Good science, like good religion, are about the same thing, humbly seeking, discovering, and understanding Truth. Bad science and bad religion are also about the same thing, curating a set of carefully selected facts and narratives that create a reality consistent with how we wish to view the world.
Every semester that I teach graduate econometrics at the University of San Francisco, a Jesuit Catholic university, I start with a lecture about Truth. You cannot be a good scientist unless you love Truth. To be a good scientist, your love of Truth must be greater than your love of making new discoveries, publishing research articles, or any other goal of your research.
Science is about discovering the nature of those Truths out there that indeed exist. In most scientific fields like my own, it is about discovering and utilizing scientific tools to obtain estimates of the Truth that are unbiased and as precise as possible. Somewhere out there, there does exist an average effect of immigration on non-immigrant Americans. There does exist an average impact of foreign investment on people in developing countries. There does exist an impact of human activity on global climate change.
The irony of scientific estimations of these phenomena is that, while good studies use techniques that produce an unbiased estimate of the effect of A on B, statistically speaking these estimates are virtually always wrong. But if they are unbiased, with an increasingly large sample size, the scientific estimate will converge closer and closer to the Truth about the relationship.
But the irony is that while the best scientific analysis of data is almost never true in the strict sense, it typically offers a more meaningful understanding of the world than the individual narrative, which may be 100 percent true, but a misleading outlier. This is one reason why some have argued that watching the news actually makes people dumber. It is because to attract viewers, the news focuses on outliers, strange happenings, and outlandish events, because this is what makes these things, well…news. And while most of these accounts aren’t rightly put into the category of fake news, they also deceive us in our understanding of the world, which is better captured by reports of statistical averages. However, because reports of statistical averages are boring compared to outlandish stories and events, the latter make up the greater fraction of our news.

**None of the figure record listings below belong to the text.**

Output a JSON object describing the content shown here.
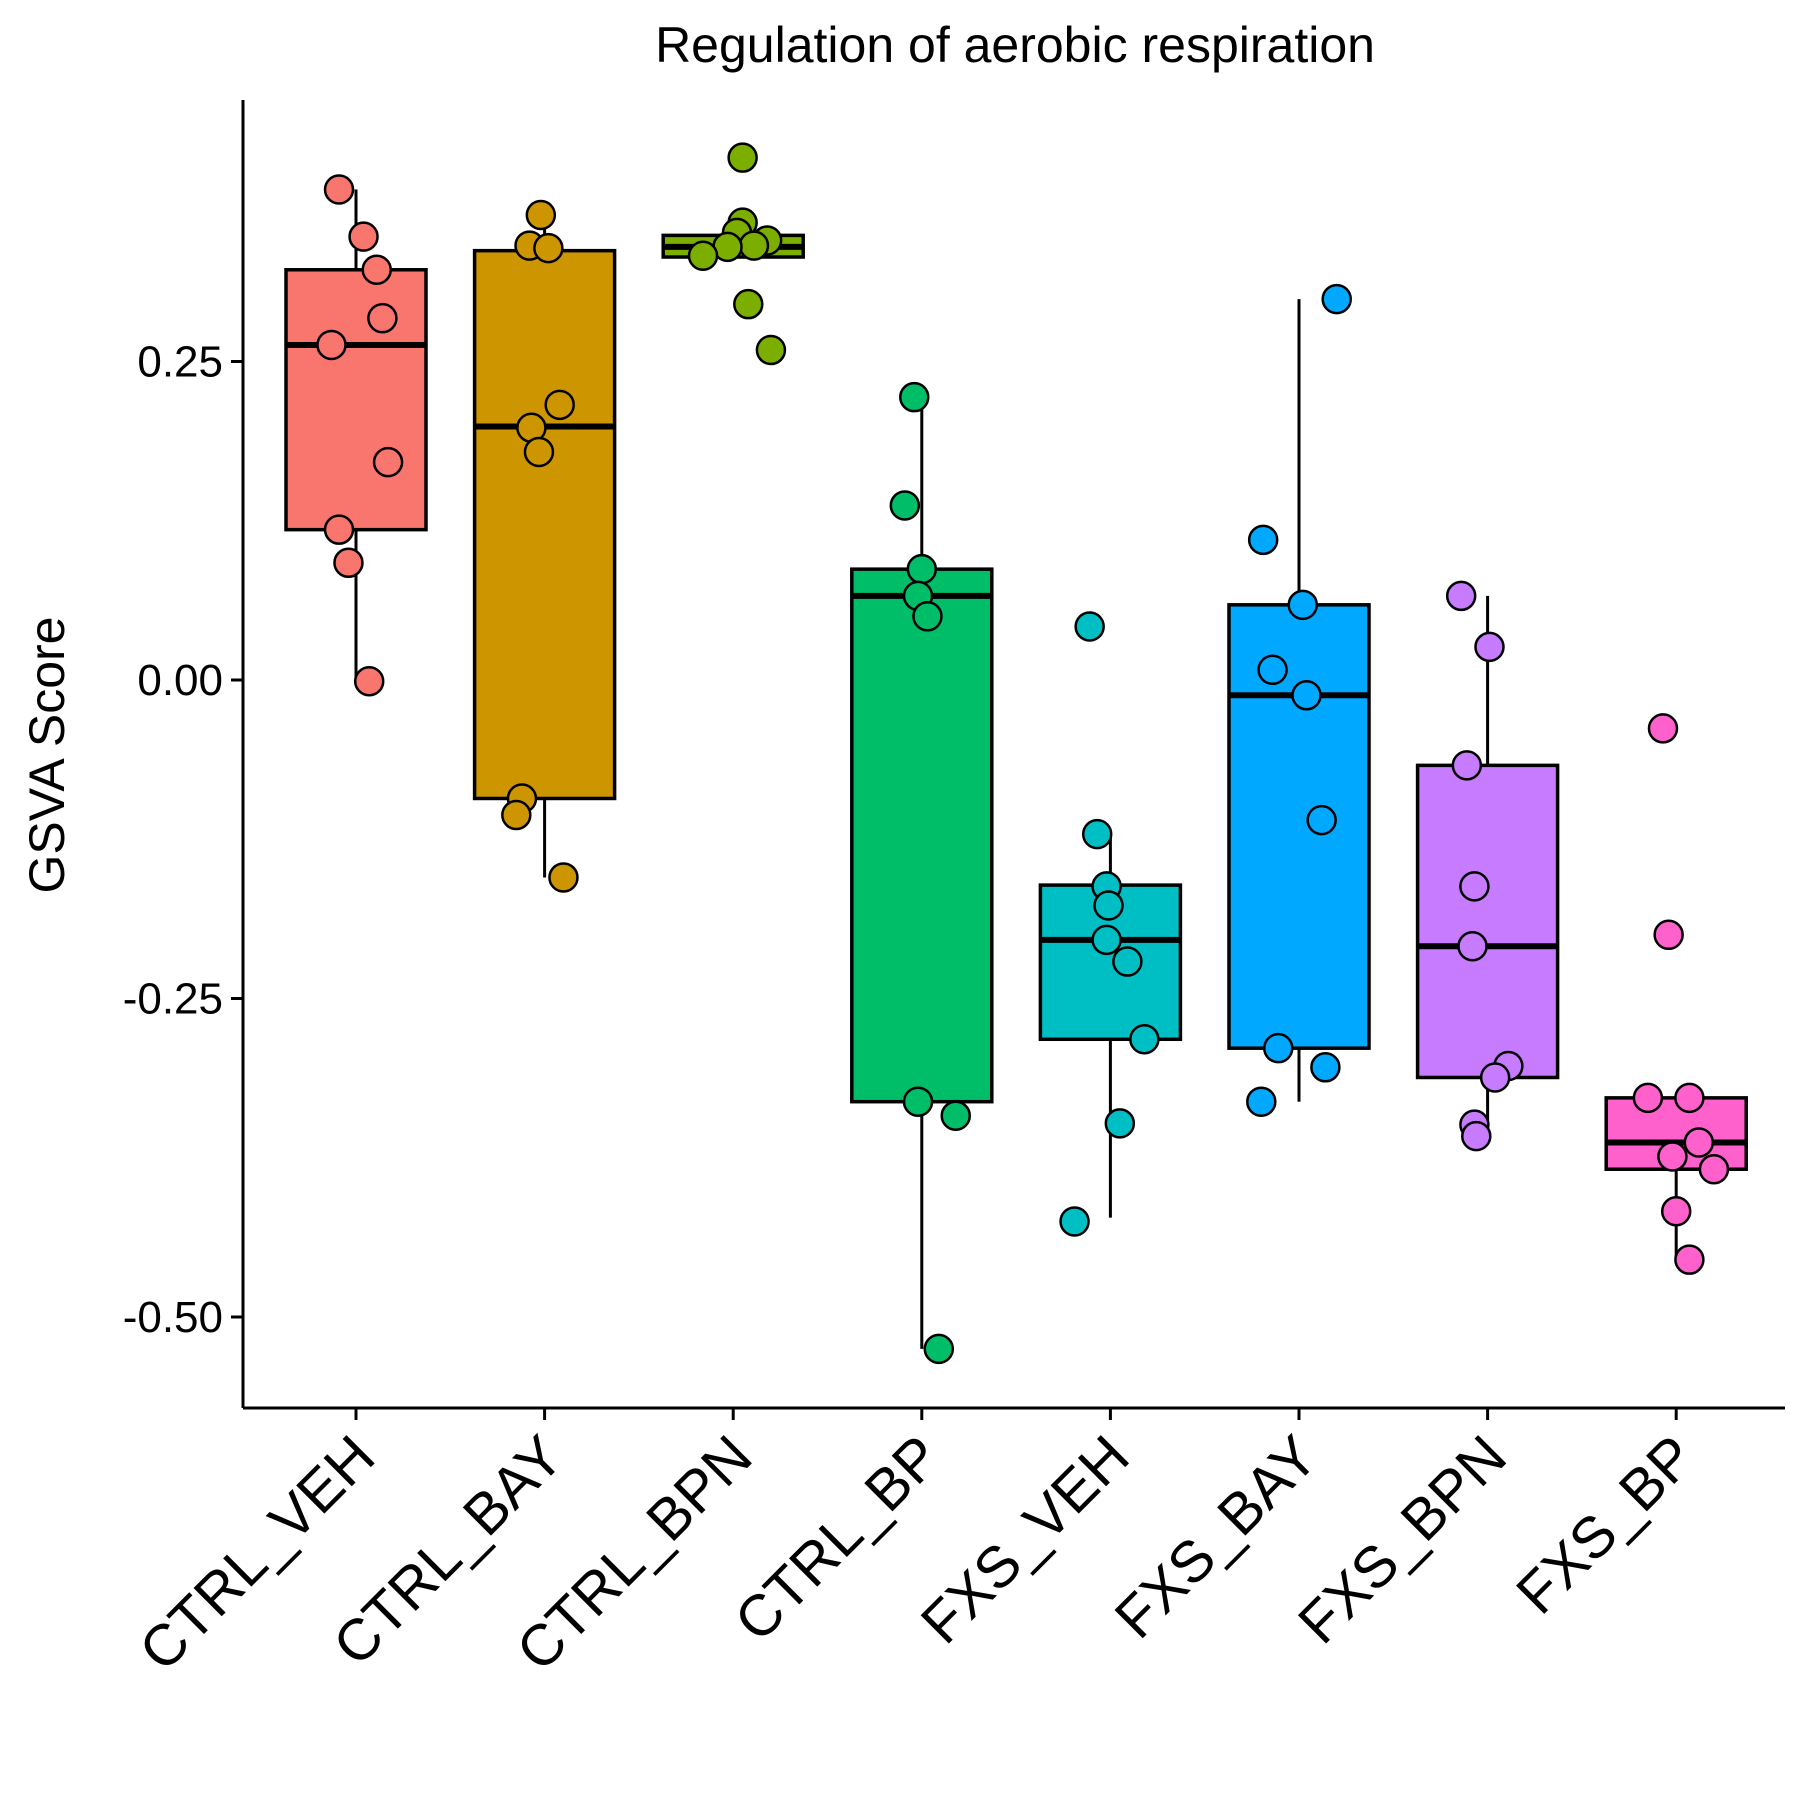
{
  "chart_data": {
    "type": "boxplot",
    "title": "Regulation of aerobic respiration",
    "xlabel": "",
    "ylabel": "GSVA Score",
    "ylim": [
      -0.575,
      0.435
    ],
    "yticks": [
      0.25,
      0.0,
      -0.25,
      -0.5
    ],
    "ytick_labels": [
      "0.25",
      "0.00",
      "-0.25",
      "-0.50"
    ],
    "grid": false,
    "legend": "none",
    "categories": [
      "CTRL_VEH",
      "CTRL_BAY",
      "CTRL_BPN",
      "CTRL_BP",
      "FXS_VEH",
      "FXS_BAY",
      "FXS_BPN",
      "FXS_BP"
    ],
    "colors": [
      "#F8766D",
      "#CD9600",
      "#7CAE00",
      "#00BE67",
      "#00BFC4",
      "#00A9FF",
      "#C77CFF",
      "#FF61CC"
    ],
    "groups": [
      {
        "name": "CTRL_VEH",
        "box": {
          "lower_whisker": 0.0,
          "q1": 0.118,
          "median": 0.263,
          "q3": 0.322,
          "upper_whisker": 0.385
        },
        "points": [
          {
            "x": -0.09,
            "y": 0.385
          },
          {
            "x": 0.04,
            "y": 0.348
          },
          {
            "x": 0.11,
            "y": 0.322
          },
          {
            "x": 0.14,
            "y": 0.284
          },
          {
            "x": -0.13,
            "y": 0.263
          },
          {
            "x": 0.17,
            "y": 0.171
          },
          {
            "x": -0.09,
            "y": 0.118
          },
          {
            "x": -0.04,
            "y": 0.092
          },
          {
            "x": 0.07,
            "y": -0.001
          }
        ]
      },
      {
        "name": "CTRL_BAY",
        "box": {
          "lower_whisker": -0.155,
          "q1": -0.093,
          "median": 0.199,
          "q3": 0.337,
          "upper_whisker": 0.365
        },
        "points": [
          {
            "x": -0.02,
            "y": 0.365
          },
          {
            "x": -0.08,
            "y": 0.341
          },
          {
            "x": 0.02,
            "y": 0.339
          },
          {
            "x": 0.08,
            "y": 0.216
          },
          {
            "x": -0.07,
            "y": 0.198
          },
          {
            "x": -0.03,
            "y": 0.179
          },
          {
            "x": -0.12,
            "y": -0.093
          },
          {
            "x": -0.15,
            "y": -0.106
          },
          {
            "x": 0.1,
            "y": -0.155
          }
        ]
      },
      {
        "name": "CTRL_BPN",
        "box": {
          "lower_whisker": 0.332,
          "q1": 0.332,
          "median": 0.34,
          "q3": 0.349,
          "upper_whisker": 0.349
        },
        "points": [
          {
            "x": 0.05,
            "y": 0.41
          },
          {
            "x": 0.05,
            "y": 0.359
          },
          {
            "x": 0.02,
            "y": 0.351
          },
          {
            "x": 0.18,
            "y": 0.345
          },
          {
            "x": 0.11,
            "y": 0.341
          },
          {
            "x": -0.03,
            "y": 0.34
          },
          {
            "x": -0.16,
            "y": 0.333
          },
          {
            "x": 0.08,
            "y": 0.295
          },
          {
            "x": 0.2,
            "y": 0.259
          }
        ]
      },
      {
        "name": "CTRL_BP",
        "box": {
          "lower_whisker": -0.525,
          "q1": -0.331,
          "median": 0.066,
          "q3": 0.087,
          "upper_whisker": 0.222
        },
        "points": [
          {
            "x": -0.04,
            "y": 0.222
          },
          {
            "x": -0.09,
            "y": 0.137
          },
          {
            "x": 0.0,
            "y": 0.087
          },
          {
            "x": -0.02,
            "y": 0.066
          },
          {
            "x": 0.03,
            "y": 0.05
          },
          {
            "x": -0.02,
            "y": -0.331
          },
          {
            "x": 0.18,
            "y": -0.342
          },
          {
            "x": 0.09,
            "y": -0.525
          }
        ]
      },
      {
        "name": "FXS_VEH",
        "box": {
          "lower_whisker": -0.422,
          "q1": -0.282,
          "median": -0.204,
          "q3": -0.161,
          "upper_whisker": -0.121
        },
        "points": [
          {
            "x": -0.11,
            "y": 0.042
          },
          {
            "x": -0.07,
            "y": -0.121
          },
          {
            "x": -0.02,
            "y": -0.162
          },
          {
            "x": -0.01,
            "y": -0.177
          },
          {
            "x": -0.02,
            "y": -0.204
          },
          {
            "x": 0.09,
            "y": -0.221
          },
          {
            "x": 0.18,
            "y": -0.282
          },
          {
            "x": 0.05,
            "y": -0.348
          },
          {
            "x": -0.19,
            "y": -0.425
          }
        ]
      },
      {
        "name": "FXS_BAY",
        "box": {
          "lower_whisker": -0.331,
          "q1": -0.289,
          "median": -0.012,
          "q3": 0.059,
          "upper_whisker": 0.299
        },
        "points": [
          {
            "x": 0.2,
            "y": 0.299
          },
          {
            "x": -0.19,
            "y": 0.11
          },
          {
            "x": 0.02,
            "y": 0.059
          },
          {
            "x": -0.14,
            "y": 0.008
          },
          {
            "x": 0.04,
            "y": -0.012
          },
          {
            "x": 0.12,
            "y": -0.11
          },
          {
            "x": -0.11,
            "y": -0.289
          },
          {
            "x": 0.14,
            "y": -0.304
          },
          {
            "x": -0.2,
            "y": -0.331
          }
        ]
      },
      {
        "name": "FXS_BPN",
        "box": {
          "lower_whisker": -0.349,
          "q1": -0.312,
          "median": -0.209,
          "q3": -0.067,
          "upper_whisker": 0.066
        },
        "points": [
          {
            "x": -0.14,
            "y": 0.066
          },
          {
            "x": 0.01,
            "y": 0.026
          },
          {
            "x": -0.11,
            "y": -0.067
          },
          {
            "x": -0.07,
            "y": -0.162
          },
          {
            "x": -0.08,
            "y": -0.209
          },
          {
            "x": 0.11,
            "y": -0.303
          },
          {
            "x": 0.04,
            "y": -0.312
          },
          {
            "x": -0.07,
            "y": -0.349
          },
          {
            "x": -0.06,
            "y": -0.358
          }
        ]
      },
      {
        "name": "FXS_BP",
        "box": {
          "lower_whisker": -0.455,
          "q1": -0.384,
          "median": -0.363,
          "q3": -0.328,
          "upper_whisker": -0.328
        },
        "points": [
          {
            "x": -0.07,
            "y": -0.038
          },
          {
            "x": -0.04,
            "y": -0.2
          },
          {
            "x": -0.15,
            "y": -0.328
          },
          {
            "x": 0.07,
            "y": -0.328
          },
          {
            "x": 0.12,
            "y": -0.363
          },
          {
            "x": -0.02,
            "y": -0.374
          },
          {
            "x": 0.2,
            "y": -0.384
          },
          {
            "x": 0.0,
            "y": -0.417
          },
          {
            "x": 0.07,
            "y": -0.455
          }
        ]
      }
    ]
  }
}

Unfortunately, a focus on the personal narrative, the anecdote, the outlandish, and the outlier have also attached deep roots into academia, principally although not exclusively, in the soft social sciences. I refer to those academics in colleges of Arts & Sciences across the country whose work is neither art nor science. It is an academic effort that is not primarily directed to understanding what is true, but instead devotes itself to marshaling a series of well-articulated anecdotes in support of a foregone conclusion that is consistent with the researcher’s social and political views. No better than some of today’s politicians, these academics appear to have listened carefully to their 9th grade English teacher, who told them to write their papers with a thesis sentence and three “real good” supporting statements. For 9th grade this is fine; the problem is an inability to move past this.
The crafting of carefully selected anecdotes into a narrative of how the world works is scorned by serious researchers, but it can powerfully influence the thinking of students, people on social media, and even some in the real media. There is a fine line, or perhaps no line at all, between this kind of biased academic work and narratives carefully culled by politicians to stir up voters and win votes.
Fake news and bogus narratives are bad, but often can be easy to disprove. It may be the deceptive use of true ones we should worry about more.